The Ninth Circuit has held that the first prong of the [Bennett] test requires that the bankruptcy-court be shown that the target creditor knew that the discharge injunction was applicable to its claim. But ... the evidence in this case shows that neither Hard Rock nor the [district attorney] acknowledged that the discharge injunction in Nash’s bankruptcy case was applicable to collection of marker account debt. As they explained to Nash’s attorney, it was instead their view that, because the matter was a criminal proceeding, it was not impacted by the discharge.

Nash, 464 B.R. at 880 (citation omitted).

In this case, Azevedo has offered insufficient evidence that CVD and Dean actually knew that the discharge order applied to the judgment debt Azevedo owed to CVD. Camp said that he knew of the Beezley no-asset, no-bar-date rule.

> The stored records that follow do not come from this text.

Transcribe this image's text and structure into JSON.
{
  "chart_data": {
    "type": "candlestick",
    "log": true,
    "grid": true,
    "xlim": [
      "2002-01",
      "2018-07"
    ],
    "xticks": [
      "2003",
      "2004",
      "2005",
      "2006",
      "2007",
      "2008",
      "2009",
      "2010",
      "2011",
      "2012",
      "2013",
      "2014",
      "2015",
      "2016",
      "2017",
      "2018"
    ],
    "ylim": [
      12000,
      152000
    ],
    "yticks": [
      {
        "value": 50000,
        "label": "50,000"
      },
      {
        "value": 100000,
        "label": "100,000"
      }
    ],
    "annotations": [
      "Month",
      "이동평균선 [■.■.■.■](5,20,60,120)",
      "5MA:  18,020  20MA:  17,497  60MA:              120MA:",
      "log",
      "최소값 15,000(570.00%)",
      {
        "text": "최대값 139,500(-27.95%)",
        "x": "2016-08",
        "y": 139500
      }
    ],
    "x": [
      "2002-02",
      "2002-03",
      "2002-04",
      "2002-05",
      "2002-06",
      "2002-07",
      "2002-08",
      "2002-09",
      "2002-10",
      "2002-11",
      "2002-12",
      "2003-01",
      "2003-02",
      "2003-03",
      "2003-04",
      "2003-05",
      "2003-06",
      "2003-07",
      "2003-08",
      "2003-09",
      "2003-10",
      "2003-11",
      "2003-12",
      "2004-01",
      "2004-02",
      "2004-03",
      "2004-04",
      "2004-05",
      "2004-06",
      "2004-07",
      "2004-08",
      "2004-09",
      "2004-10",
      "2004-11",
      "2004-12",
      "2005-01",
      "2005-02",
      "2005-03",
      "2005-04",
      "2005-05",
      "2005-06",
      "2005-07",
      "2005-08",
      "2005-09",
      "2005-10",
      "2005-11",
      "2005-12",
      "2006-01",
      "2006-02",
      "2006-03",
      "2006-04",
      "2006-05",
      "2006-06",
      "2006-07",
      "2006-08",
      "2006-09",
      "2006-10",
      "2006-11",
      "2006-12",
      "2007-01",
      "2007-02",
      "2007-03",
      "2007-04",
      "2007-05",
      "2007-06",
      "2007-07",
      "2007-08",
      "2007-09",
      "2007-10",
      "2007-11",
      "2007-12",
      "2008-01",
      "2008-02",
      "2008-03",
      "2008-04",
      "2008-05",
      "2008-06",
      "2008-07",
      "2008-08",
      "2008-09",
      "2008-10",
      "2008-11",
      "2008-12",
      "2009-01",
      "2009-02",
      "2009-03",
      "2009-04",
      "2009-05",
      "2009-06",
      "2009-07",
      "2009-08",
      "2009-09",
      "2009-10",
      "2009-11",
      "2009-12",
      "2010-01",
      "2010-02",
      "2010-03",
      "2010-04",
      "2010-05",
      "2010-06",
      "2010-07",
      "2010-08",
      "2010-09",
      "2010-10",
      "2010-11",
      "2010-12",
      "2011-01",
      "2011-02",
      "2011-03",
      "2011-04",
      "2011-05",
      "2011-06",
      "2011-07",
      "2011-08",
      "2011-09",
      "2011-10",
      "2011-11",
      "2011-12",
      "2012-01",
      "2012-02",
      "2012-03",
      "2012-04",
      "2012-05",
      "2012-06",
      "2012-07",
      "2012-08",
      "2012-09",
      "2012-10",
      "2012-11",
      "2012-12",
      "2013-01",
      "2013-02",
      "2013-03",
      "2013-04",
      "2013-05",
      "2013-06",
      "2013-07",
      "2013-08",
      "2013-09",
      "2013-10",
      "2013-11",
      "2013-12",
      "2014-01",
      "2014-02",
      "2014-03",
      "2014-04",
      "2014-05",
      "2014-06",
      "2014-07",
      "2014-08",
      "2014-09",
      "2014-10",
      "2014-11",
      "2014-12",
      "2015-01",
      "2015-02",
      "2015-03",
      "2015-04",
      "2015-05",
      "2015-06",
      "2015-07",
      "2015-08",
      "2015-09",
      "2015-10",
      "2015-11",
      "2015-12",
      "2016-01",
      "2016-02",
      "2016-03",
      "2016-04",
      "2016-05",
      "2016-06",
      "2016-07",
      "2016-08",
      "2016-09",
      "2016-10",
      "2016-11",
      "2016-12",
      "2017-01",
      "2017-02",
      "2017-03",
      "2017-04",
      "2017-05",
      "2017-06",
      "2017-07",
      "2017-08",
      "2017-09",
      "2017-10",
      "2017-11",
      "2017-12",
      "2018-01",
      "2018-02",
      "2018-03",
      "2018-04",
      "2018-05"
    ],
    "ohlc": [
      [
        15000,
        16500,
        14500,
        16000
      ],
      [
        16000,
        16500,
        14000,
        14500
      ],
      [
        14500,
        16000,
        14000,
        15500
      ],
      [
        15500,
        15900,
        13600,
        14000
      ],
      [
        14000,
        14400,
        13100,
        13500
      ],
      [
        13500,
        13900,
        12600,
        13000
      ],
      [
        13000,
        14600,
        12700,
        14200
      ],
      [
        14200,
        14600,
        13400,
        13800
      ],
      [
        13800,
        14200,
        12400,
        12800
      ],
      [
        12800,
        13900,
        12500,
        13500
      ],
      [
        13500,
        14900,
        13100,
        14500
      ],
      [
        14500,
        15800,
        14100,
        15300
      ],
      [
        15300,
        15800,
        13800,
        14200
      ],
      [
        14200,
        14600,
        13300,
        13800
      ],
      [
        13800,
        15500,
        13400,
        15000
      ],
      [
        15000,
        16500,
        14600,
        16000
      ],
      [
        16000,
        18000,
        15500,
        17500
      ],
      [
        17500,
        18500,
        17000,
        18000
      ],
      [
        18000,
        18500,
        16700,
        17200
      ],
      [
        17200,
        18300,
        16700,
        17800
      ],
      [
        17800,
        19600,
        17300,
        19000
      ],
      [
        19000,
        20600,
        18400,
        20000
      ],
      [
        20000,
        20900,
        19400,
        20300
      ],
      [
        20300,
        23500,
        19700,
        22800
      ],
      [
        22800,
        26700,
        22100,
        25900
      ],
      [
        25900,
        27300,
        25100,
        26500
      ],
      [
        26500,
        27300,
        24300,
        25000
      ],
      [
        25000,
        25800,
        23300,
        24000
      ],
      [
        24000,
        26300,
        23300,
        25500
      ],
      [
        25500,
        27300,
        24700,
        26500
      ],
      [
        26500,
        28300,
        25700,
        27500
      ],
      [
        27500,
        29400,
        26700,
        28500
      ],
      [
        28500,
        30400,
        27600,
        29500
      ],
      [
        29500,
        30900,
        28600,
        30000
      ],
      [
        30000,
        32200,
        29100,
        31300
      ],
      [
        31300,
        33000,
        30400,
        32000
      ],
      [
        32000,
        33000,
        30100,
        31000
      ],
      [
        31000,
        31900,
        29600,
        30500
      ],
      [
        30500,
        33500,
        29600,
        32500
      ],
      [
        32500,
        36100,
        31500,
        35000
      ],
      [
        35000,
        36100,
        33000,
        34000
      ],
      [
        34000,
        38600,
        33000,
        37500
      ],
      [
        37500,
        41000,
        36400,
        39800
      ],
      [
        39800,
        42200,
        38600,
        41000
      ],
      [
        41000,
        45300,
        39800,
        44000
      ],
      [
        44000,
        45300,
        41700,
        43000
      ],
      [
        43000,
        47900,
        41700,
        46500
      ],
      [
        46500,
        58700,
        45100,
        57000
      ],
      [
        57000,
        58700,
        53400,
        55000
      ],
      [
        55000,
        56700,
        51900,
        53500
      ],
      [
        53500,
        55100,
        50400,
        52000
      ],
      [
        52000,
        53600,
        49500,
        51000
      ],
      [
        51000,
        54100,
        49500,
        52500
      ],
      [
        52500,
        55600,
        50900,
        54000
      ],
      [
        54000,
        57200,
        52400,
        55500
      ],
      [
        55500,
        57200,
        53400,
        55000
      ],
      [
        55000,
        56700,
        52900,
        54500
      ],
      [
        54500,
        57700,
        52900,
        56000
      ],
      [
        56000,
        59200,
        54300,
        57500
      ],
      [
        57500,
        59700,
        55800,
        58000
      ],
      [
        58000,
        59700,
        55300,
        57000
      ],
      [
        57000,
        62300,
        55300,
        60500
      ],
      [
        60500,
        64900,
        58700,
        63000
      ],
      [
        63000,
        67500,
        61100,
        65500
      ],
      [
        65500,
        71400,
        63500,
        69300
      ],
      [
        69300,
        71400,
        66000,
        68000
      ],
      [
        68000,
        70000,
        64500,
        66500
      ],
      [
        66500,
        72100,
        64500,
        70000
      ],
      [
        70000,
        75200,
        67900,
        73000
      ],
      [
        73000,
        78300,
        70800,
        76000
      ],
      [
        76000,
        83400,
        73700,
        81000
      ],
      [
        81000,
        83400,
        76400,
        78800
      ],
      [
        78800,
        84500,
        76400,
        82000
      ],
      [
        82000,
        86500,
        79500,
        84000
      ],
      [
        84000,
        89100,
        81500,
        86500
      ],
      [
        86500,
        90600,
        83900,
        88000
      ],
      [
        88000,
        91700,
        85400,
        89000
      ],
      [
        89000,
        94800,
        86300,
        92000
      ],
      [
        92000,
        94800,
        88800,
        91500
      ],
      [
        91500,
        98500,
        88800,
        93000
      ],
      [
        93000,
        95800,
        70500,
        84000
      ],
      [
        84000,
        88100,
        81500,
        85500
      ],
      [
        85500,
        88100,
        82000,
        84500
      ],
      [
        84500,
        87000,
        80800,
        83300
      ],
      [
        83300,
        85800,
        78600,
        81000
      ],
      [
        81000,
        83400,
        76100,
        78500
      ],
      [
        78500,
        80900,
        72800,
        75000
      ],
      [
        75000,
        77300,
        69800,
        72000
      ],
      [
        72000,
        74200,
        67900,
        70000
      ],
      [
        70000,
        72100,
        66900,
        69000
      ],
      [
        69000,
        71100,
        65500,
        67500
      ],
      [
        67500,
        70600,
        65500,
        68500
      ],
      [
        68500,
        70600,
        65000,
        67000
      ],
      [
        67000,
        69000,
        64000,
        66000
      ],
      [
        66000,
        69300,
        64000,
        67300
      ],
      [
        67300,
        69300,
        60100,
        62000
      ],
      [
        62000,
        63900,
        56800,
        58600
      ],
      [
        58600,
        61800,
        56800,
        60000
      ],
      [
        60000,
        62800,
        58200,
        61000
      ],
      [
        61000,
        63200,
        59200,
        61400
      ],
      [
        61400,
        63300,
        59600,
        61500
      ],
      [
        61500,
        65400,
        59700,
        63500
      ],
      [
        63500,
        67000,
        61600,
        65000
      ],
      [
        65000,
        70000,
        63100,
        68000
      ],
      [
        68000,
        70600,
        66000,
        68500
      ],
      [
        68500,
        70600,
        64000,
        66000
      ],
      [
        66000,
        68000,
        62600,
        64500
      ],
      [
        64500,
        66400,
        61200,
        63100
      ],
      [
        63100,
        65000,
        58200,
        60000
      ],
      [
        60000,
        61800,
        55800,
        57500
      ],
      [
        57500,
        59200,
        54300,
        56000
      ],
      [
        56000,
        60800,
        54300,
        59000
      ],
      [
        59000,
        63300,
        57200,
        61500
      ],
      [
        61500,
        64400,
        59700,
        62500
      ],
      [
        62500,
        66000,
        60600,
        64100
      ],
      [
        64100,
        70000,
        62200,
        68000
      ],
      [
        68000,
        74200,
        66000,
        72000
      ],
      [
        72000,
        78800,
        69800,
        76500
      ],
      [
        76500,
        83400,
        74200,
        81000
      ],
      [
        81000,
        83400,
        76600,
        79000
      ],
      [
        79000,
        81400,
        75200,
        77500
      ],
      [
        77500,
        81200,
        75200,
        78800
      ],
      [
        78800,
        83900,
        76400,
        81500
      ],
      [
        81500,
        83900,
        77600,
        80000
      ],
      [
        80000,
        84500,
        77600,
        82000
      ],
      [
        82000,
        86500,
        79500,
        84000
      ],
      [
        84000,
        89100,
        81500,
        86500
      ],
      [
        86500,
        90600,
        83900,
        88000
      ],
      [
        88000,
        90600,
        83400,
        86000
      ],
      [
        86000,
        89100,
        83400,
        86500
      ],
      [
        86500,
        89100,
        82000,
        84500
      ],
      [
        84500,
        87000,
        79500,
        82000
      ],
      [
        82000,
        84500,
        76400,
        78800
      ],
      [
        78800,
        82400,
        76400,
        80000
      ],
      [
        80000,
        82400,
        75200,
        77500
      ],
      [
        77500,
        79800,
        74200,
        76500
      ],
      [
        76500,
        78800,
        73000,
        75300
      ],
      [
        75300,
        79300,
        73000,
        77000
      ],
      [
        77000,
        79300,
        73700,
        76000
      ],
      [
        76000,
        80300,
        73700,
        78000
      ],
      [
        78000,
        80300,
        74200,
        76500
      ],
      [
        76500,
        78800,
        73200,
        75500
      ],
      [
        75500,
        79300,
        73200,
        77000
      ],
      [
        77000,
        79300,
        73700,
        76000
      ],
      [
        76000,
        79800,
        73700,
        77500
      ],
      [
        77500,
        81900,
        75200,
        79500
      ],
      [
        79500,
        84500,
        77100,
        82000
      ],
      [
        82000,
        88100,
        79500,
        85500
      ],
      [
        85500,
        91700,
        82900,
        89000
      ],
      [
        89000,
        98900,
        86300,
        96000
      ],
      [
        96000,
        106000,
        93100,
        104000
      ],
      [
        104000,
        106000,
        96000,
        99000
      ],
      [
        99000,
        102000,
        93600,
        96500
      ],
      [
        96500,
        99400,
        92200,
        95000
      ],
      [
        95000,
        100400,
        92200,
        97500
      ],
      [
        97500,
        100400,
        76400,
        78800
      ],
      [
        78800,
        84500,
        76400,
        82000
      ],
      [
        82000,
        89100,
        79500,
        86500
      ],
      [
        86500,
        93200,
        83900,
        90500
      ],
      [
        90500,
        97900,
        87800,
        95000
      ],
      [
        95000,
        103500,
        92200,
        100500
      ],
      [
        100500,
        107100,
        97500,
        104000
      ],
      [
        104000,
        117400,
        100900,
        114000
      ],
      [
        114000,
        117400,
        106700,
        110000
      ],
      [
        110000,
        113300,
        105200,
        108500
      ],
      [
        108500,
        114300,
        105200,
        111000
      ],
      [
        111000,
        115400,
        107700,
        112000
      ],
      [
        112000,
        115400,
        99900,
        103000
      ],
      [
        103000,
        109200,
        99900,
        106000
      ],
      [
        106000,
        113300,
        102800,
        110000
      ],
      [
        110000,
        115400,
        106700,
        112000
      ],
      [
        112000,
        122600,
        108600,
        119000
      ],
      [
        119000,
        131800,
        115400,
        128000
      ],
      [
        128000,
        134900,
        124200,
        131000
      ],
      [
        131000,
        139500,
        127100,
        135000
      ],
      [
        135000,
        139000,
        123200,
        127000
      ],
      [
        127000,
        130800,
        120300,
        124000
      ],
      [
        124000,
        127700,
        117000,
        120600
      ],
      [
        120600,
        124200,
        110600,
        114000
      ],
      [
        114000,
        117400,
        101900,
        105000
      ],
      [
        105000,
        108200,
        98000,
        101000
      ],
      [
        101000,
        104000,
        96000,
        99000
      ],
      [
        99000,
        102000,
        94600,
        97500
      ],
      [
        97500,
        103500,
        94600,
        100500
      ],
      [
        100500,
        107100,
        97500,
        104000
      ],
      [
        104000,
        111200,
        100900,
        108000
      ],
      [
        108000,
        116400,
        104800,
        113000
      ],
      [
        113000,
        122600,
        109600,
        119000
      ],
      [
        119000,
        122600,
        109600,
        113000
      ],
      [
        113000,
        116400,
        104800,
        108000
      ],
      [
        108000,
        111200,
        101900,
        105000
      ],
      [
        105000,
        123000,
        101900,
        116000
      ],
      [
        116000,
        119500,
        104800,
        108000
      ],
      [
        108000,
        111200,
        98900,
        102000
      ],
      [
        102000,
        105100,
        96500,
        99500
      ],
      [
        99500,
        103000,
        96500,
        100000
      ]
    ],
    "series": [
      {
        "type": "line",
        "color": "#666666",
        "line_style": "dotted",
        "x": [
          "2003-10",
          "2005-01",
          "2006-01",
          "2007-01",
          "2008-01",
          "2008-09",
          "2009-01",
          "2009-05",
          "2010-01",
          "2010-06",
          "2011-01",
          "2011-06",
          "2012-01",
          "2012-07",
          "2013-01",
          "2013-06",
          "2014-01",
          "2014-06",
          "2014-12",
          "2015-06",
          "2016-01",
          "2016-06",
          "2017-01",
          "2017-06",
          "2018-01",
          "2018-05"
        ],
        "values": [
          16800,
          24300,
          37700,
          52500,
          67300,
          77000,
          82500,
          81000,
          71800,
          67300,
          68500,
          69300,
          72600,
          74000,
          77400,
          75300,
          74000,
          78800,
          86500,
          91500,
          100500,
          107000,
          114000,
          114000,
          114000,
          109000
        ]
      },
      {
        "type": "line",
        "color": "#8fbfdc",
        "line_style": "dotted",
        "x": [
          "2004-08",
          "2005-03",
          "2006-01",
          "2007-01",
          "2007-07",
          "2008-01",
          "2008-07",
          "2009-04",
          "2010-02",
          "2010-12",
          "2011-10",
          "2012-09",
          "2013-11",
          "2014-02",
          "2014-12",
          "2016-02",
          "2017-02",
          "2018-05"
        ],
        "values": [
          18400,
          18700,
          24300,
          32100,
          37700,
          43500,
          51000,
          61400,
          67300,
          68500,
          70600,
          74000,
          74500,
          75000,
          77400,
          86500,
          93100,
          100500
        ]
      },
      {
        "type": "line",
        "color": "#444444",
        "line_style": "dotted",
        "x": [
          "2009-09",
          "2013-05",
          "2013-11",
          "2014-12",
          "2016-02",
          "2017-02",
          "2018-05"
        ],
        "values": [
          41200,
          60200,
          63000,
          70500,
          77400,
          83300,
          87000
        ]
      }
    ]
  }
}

But the court treats this statement as indicating knowledge only of § 523(a)(3)(A), not § 523(a)(3)(B). Thus, Azevedo has not made a clear and convincing showing that the respondents knew that § 523(a)(3)(B) was inapplicable to the judgment debt, bringing it within the scope of Azevedo’s discharge.

CONCLUSION

For each of these reasons the court finds that Azevedo has not sustained his burden of proof, and his request for contempt sanctions against CVD and Peter Dean will be denied. The court will issue a separate order.